Electronic Thesis and Dissertation Repository

Thesis Format

Integrated Article

Degree

Master of Engineering Science

Program

Biomedical Engineering

Supervisor

de Ribaupierre, Sandrine

2nd Supervisor

Eagleson, Roy

Co-Supervisor

Abstract

Surgical management for hydrocephalus is among the most common procedures performed by pediatric neurosurgeons. However, how to best predict postoperative outcomes is unknown. Neuroimaging studies could provide insight, though working with these images is non-trivial. This thesis aims to 1) evaluate registration and preprocessing methodologies to best prepare data for comparisons, and 2) assess the impact of postoperative lateral ventricle volume (LVV) as a predictor of white matter health in networks that are dysregulated in hydrocephalus patients.
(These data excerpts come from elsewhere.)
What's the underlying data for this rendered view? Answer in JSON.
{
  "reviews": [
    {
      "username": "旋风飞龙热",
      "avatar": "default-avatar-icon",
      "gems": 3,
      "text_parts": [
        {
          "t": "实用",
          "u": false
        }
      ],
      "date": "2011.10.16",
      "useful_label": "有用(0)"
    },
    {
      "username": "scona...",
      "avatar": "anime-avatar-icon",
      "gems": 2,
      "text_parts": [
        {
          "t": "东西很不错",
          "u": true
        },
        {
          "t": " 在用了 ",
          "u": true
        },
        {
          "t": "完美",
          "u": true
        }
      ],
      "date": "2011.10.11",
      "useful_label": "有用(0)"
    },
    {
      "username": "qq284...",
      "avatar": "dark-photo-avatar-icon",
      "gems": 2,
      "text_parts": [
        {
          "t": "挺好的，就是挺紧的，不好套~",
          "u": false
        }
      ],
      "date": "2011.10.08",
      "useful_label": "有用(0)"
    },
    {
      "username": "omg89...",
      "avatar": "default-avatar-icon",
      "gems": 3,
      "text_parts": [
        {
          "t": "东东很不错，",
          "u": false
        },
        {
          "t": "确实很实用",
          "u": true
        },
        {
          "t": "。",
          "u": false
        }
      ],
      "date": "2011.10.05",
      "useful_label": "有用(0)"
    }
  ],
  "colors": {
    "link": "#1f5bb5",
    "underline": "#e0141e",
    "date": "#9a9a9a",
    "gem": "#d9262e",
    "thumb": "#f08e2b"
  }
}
We found that skull-stripped, bias corrected images with the SyN algorithm produced most accurate registration. We also found large dysregulated white matter networks in patients, and postoperative LVV did not have a large impact in predicting these networks. Overall, these studies suggest an image processing pipeline for pathological pediatric images and adds to the knowledge surrounding both the impact of pediatric hydrocephalus on white matter networks and the association with postoperative LVV.

Summary for Lay Audience

Hydrocephalus is a neurological disease that occurs in approximately 0.1% of births world-wide and is characterized by increased cerebrospinal fluid in the ventricles of the brain. Treatment for hydrocephalus involves redirecting the excess fluid from the ventricles to another part of the body, for example the peritoneum which is seen in the ventriculoperitoneal (VP) shunt. Despite being one of most common surgeries performed in children, there are many questions surrounding how to best predict postoperative outcomes. Utilizing neuroimaging techniques can allow us to better understand the disease. One challenge when working with neuroimages of children with hydrocephalus is that there can be difficulty when trying to compare these neuroimages with those of healthy children (e.g., normalization). This difficulty arises from morphological differences such as large ventricles, other pathologies in the brain, and treatment related non-correspondence (i.e., the VP shunt). In the first study, various different image preprocessing steps and normalization algorithms were assessed. It was found that images that were bias corrected as well as skull-stripped had better normalization accuracy relative to those that were not, and the best performing algorithm was SyN by Advanced Normalization Tools. In the case wherein these preprocessing steps are not possible, the DARTEL toolbox also performed with relatively high accuracy. In the second study, taking a whole-brain approach, white matter integrity and connectivity were compared between pediatric patients with hydrocephalus and healthy controls. Furthermore, postoperative ventricle volume was explored as a predictor for the white matter metrics in hydrocephalus patients. We found a series of large, dysregulated networks in patients with hydrocephalus relative to controls, many suggested decreased white matter integrity, and decreased white matter connections. Most networks involved subcortical structures and those outside the frontal lobes. After correction for multiple comparisons only white matter metrics in two streamlines were predicted by ventricle volume. In summary, this thesis adds to the current knowledge of image processing pipelines for pathological pediatric images, and both the impact of pediatric hydrocephalus on white matter networks and the association with postoperative lateral ventricle volume.